12.1 Mechanism of Action

Simvastatin is a prodrug and is hydrolyzed to its active β-hydroxyacid form, simvastatin acid, after administration. Simvastatin is a specific inhibitor of 3-hydroxy-3-methylglutaryl-coenzyme A (HMG-CoA) reductase, the enzyme that catalyzes the conversion of HMG-CoA to mevalonate, an early and rate limiting step in the biosynthetic pathway for cholesterol. In addition, simvastatin reduces VLDL and TG and increases HDL-C.

12.2 Pharmacodynamics

Epidemiological studies have demonstrated that elevated levels of total-C, LDL-C, as well as decreased levels of HDL-C are associated with the development of atherosclerosis and increased cardiovascular risk. Lowering LDL-C decreases this risk. However, the independent effect of raising HDL-C or lowering TG on the risk of coronary and cardiovascular morbidity and mortality has not been determined.

12.3 Pharmacokinetics

Simvastatin is a lactone that is readily hydrolyzed in vivo to the corresponding β-hydroxyacid, a potent inhibitor of HMG-CoA reductase. Inhibition of HMG-CoA reductase is the basis for an assay in pharmacokinetic studies of the β-hydroxyacid metabolites (active inhibitors) and, following base hydrolysis, active plus latent inhibitors (total inhibitors) in plasma following administration of simvastatin.

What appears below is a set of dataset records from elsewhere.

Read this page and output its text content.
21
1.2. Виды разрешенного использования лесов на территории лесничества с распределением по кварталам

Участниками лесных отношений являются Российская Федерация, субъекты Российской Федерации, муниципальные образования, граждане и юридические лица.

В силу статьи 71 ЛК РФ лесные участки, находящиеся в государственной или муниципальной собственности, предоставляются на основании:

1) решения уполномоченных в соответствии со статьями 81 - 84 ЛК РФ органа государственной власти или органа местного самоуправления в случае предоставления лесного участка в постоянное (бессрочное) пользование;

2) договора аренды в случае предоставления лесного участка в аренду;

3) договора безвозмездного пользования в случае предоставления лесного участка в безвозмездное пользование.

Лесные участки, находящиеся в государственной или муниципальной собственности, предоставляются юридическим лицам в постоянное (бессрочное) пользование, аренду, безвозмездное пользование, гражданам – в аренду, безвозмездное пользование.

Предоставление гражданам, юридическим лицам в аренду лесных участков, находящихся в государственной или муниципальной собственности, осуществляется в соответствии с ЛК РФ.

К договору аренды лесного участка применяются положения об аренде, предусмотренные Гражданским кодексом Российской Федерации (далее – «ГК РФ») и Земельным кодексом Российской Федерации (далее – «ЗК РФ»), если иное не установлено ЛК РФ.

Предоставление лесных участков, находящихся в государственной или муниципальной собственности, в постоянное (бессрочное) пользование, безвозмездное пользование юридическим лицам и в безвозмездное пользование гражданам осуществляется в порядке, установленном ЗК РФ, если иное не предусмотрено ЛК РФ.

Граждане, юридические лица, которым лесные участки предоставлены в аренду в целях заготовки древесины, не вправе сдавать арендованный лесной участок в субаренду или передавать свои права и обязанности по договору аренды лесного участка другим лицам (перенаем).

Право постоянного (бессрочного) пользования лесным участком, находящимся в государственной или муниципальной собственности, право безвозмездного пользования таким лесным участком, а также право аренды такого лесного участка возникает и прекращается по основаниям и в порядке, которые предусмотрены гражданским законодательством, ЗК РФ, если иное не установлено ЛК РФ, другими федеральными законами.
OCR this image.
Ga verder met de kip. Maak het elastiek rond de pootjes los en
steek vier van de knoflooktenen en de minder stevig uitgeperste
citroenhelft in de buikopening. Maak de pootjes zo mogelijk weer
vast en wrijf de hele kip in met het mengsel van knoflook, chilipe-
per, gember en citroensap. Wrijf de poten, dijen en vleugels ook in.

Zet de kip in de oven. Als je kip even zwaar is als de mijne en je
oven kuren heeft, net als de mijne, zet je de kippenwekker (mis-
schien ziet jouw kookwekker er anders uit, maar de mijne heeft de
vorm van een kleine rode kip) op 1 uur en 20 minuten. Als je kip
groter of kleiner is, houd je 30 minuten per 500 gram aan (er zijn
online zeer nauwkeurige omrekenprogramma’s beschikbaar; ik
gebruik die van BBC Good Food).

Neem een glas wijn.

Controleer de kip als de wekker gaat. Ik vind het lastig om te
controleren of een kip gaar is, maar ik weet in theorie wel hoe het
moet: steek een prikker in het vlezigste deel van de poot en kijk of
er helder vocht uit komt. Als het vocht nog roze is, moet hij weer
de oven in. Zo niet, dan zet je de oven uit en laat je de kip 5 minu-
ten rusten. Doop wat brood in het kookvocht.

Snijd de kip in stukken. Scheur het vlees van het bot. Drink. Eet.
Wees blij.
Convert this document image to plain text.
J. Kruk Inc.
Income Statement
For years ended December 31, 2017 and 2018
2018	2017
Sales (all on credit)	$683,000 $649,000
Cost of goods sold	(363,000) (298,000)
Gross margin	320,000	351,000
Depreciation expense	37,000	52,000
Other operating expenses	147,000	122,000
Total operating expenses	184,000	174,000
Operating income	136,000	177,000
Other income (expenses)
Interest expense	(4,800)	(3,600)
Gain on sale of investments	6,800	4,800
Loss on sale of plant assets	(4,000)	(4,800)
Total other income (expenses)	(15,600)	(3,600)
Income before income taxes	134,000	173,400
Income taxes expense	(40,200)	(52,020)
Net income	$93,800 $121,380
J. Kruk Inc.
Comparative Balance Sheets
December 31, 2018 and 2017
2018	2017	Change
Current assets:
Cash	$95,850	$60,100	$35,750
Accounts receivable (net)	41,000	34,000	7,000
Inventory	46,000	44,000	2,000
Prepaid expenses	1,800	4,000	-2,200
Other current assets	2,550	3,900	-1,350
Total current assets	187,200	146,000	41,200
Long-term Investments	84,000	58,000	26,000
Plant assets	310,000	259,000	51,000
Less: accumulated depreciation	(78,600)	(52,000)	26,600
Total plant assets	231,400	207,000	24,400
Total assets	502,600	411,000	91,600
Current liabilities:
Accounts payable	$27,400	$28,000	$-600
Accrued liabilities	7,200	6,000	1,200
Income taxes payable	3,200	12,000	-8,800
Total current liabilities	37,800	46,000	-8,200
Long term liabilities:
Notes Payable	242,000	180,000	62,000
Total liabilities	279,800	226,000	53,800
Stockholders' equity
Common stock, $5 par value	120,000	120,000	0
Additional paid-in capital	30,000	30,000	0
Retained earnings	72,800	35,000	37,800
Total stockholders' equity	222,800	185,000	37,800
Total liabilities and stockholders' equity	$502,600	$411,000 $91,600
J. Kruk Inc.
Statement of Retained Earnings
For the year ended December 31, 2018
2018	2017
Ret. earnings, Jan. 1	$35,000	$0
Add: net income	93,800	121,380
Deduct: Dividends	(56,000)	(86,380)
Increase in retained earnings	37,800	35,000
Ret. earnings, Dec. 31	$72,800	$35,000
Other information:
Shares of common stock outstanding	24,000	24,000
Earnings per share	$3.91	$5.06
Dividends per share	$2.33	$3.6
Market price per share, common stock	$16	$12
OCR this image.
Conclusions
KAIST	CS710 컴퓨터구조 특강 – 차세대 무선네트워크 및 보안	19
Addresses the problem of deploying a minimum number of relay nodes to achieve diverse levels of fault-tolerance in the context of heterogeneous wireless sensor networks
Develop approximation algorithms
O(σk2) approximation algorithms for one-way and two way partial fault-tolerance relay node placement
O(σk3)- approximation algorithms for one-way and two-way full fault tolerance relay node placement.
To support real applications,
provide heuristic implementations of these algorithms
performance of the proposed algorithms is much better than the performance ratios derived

Following an oral dose of 14 C-labeled simvastatin in man, 13% of the dose was excreted in urine and 60% in feces. Plasma concentrations of total radioactivity (simvastatin plus 14 C-metabolites) peaked at 4 hours and declined rapidly to about 10% of peak by 12 hours postdose. Since simvastatin undergoes extensive first-pass extraction in the liver, the availability of the drug to the general circulation is low (<5%).

Both simvastatin and its β-hydroxyacid metabolite are highly bound (approximately 95%) to human plasma proteins. Rat studies indicate that when radiolabeled simvastatin was administered, simvastatin-derived radioactivity crossed the blood-brain barrier.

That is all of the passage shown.